The Impossible Fortress by Jason Rekulak
My rating: 3 of 5 stars
In the glorious year of 1987, Vanna White appears in Playboy, sending Billy and his friends in a frenzy to grab that coveted magazine. All Billy has to do is get the alarm code from the stationary store owner's daughter, Mary. Things get complicated when Billy discovers Mary is into computer programming on her Commodore 64, just like he is...
Since my wife comandeered the Kindle to read Anne of Green Gables, I'm chewing through my physical backlog of books. I picked this one up at the Goodreads Summit in 2016. It was a fun little read.
It's funny that the Vanna White Playboy was part of the plot of The Impossible Fortress because that's the one skin magazine my dad had, that I know of. Way back in the day, a co-worker of my dad was dying of cancer and asked him to do the 1990 equivalent of clearing his browser history, retrieving his porn stash from his locker at work. Dad brought it home and said "That Vanna White Playboy is on top of the fridge in the garage if you guys want to look it. Don't let your mom catch you."

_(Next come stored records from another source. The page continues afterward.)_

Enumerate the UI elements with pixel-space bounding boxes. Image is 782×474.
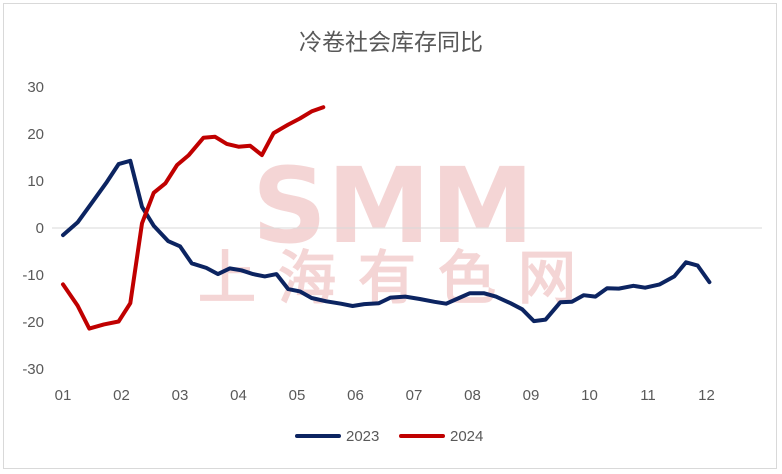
watermark-logo: SMM xyxy=(252,145,534,267)
x-tick-label: 07 xyxy=(406,387,423,404)
x-axis: 01 02 03 04 05 06 07 08 09 10 11 12 xyxy=(55,387,715,404)
x-tick-label: 02 xyxy=(113,387,130,404)
watermark-text: 上海有色网 xyxy=(198,244,598,312)
y-tick-label: -20 xyxy=(22,314,44,331)
x-tick-label: 01 xyxy=(55,387,72,404)
x-tick-label: 03 xyxy=(172,387,189,404)
x-tick-label: 12 xyxy=(698,387,715,404)
legend: 2023 2024 xyxy=(295,428,483,445)
chart-frame xyxy=(3,3,777,469)
x-tick-label: 10 xyxy=(581,387,598,404)
x-tick-label: 06 xyxy=(347,387,364,404)
x-tick-label: 11 xyxy=(640,387,656,404)
y-axis: 30 20 10 0 -10 -20 -30 xyxy=(22,79,44,378)
y-tick-label: 10 xyxy=(27,173,44,190)
x-tick-label: 05 xyxy=(289,387,306,404)
y-tick-label: 30 xyxy=(27,79,44,96)
y-tick-label: 0 xyxy=(36,220,44,237)
legend-label-2024: 2024 xyxy=(450,428,483,445)
x-tick-label: 09 xyxy=(523,387,540,404)
series-lines xyxy=(61,105,712,331)
y-tick-label: -10 xyxy=(22,267,44,284)
series-line-2023 xyxy=(61,158,712,324)
series-line-2024 xyxy=(61,105,326,331)
y-tick-label: 20 xyxy=(27,126,44,143)
x-tick-label: 04 xyxy=(230,387,247,404)
x-tick-label: 08 xyxy=(464,387,481,404)
y-tick-label: -30 xyxy=(22,361,44,378)
legend-label-2023: 2023 xyxy=(346,428,379,445)
chart-title: 冷卷社会库存同比 xyxy=(299,30,483,56)
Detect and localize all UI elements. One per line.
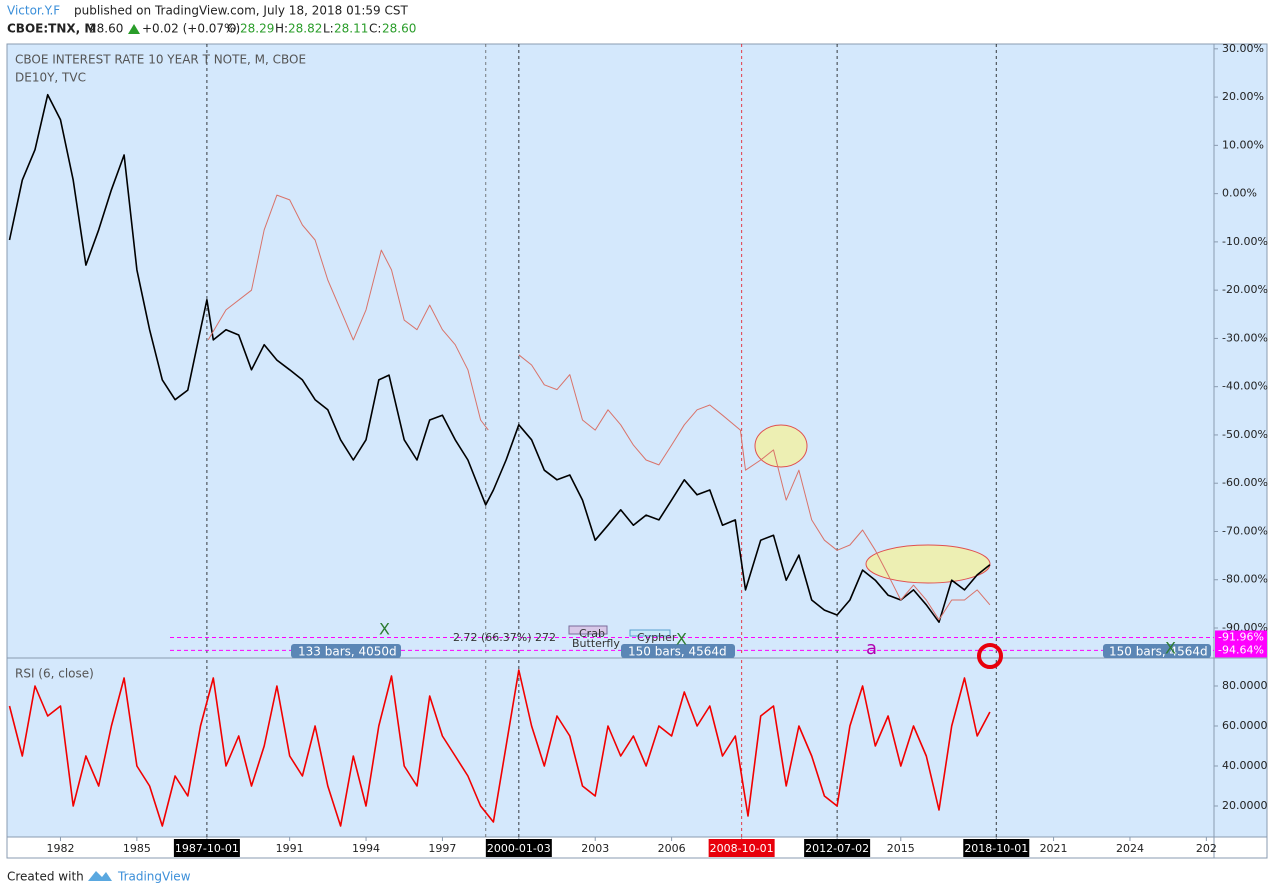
x-tick-label: 1997 [428, 842, 456, 855]
x-tick-label: 2012-07-02 [805, 842, 869, 855]
plot-background [7, 44, 1214, 837]
y-tick-label: -60.00% [1222, 476, 1268, 489]
y-tick-label: -40.00% [1222, 380, 1268, 393]
x-tick-highlight [804, 839, 871, 857]
x-tick-label: 2000-01-03 [487, 842, 551, 855]
range-box [621, 644, 735, 658]
y-tick-label: 0.00% [1222, 187, 1257, 200]
x-tick-label: 2008-10-01 [710, 842, 774, 855]
published: published on TradingView.com, July 18, 2… [74, 4, 408, 18]
series-line [8, 93, 991, 623]
x-tick-label: 2006 [658, 842, 686, 855]
annotation: X [379, 620, 390, 639]
series-layer [8, 93, 991, 827]
logo [88, 871, 112, 881]
author[interactable]: Victor.Y.F [7, 4, 60, 18]
y-tick-label: 20.0000 [1222, 799, 1268, 812]
price-tag [1215, 630, 1267, 645]
y-tick-label: -70.00% [1222, 524, 1268, 537]
annotation: Cypher [637, 631, 677, 644]
chart-subtitle: DE10Y, TVC [15, 71, 86, 85]
annotation: X [676, 630, 687, 649]
price-axis-background [1214, 44, 1267, 837]
x-tick-label: 1991 [276, 842, 304, 855]
x-tick-label: 2021 [1040, 842, 1068, 855]
pattern-box [629, 629, 671, 637]
series-line [8, 669, 991, 827]
y-tick-label: -80.00% [1222, 573, 1268, 586]
x-tick-label: 1982 [46, 842, 74, 855]
y-tick-label: 40.0000 [1222, 759, 1268, 772]
x-tick-label: 2018-10-01 [964, 842, 1028, 855]
y-tick-label: -10.00% [1222, 235, 1268, 248]
x-tick-label: 1985 [123, 842, 151, 855]
range-box [1103, 644, 1211, 658]
price-tag-label: -94.64% [1218, 643, 1264, 656]
x-tick-highlight [485, 839, 552, 857]
low-label: L: [323, 22, 334, 36]
last-price: 28.60 [89, 22, 123, 36]
price-tag-label: -91.96% [1218, 630, 1264, 643]
event-lines [170, 44, 1214, 837]
annotation: X [1165, 639, 1176, 658]
range-box [291, 644, 401, 658]
y-tick-label: 60.0000 [1222, 719, 1268, 732]
up-arrow [128, 24, 140, 34]
symbol: CBOE:TNX, M [7, 22, 96, 36]
change: +0.02 (+0.07%) [142, 22, 240, 36]
x-tick-label: 1987-10-01 [175, 842, 239, 855]
annotation: 150 bars, 4564d [628, 645, 727, 659]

Anyway, The Impossible Fortress was fun book. While it's not marketed as such, it's probably best classified as a young adult book. I'm guessing Quirk pushed the nostalgia aspect to grab more readers.
The story is part heist tale, part coming of age. Billy and his friends plan capers to secure copies of the Vanna White Playboy issue. Billy starts having feelings for Mary while the two work on a computer game, The Impossible Fortress, for a contest. Anyone who has ever watched a John Hughes movie knows where things are going.
I found the Impossible Fortress entertaining while I was reading it. The nostalgia doesn't feel forced and doesn't overshadow the story. The relationship between Billy and Mary blossomed pretty naturally and I really wanted them to win the contest. Burglary to retrieve the Vanna White Playboy was kind of a stretch. It's not even a great issue but, then again, many a fourteen year old has done many a stupid thing for a glimpse at naked flesh.
While I found it entertaining, I didn't find it particularly memorable. The only characters of substance were Billy and Mary and the writing was... light, maybe? Unchallenging? Stripped down? The writing didn't have a lot of meat to it is what I'm getting at.
At the end of the day, it's a fun story but The Impossible Fortress isn't anything I'd say people need to go out of their way to read. The story is cute and the nostalgia is fun but that's all there is. Three out of five stars.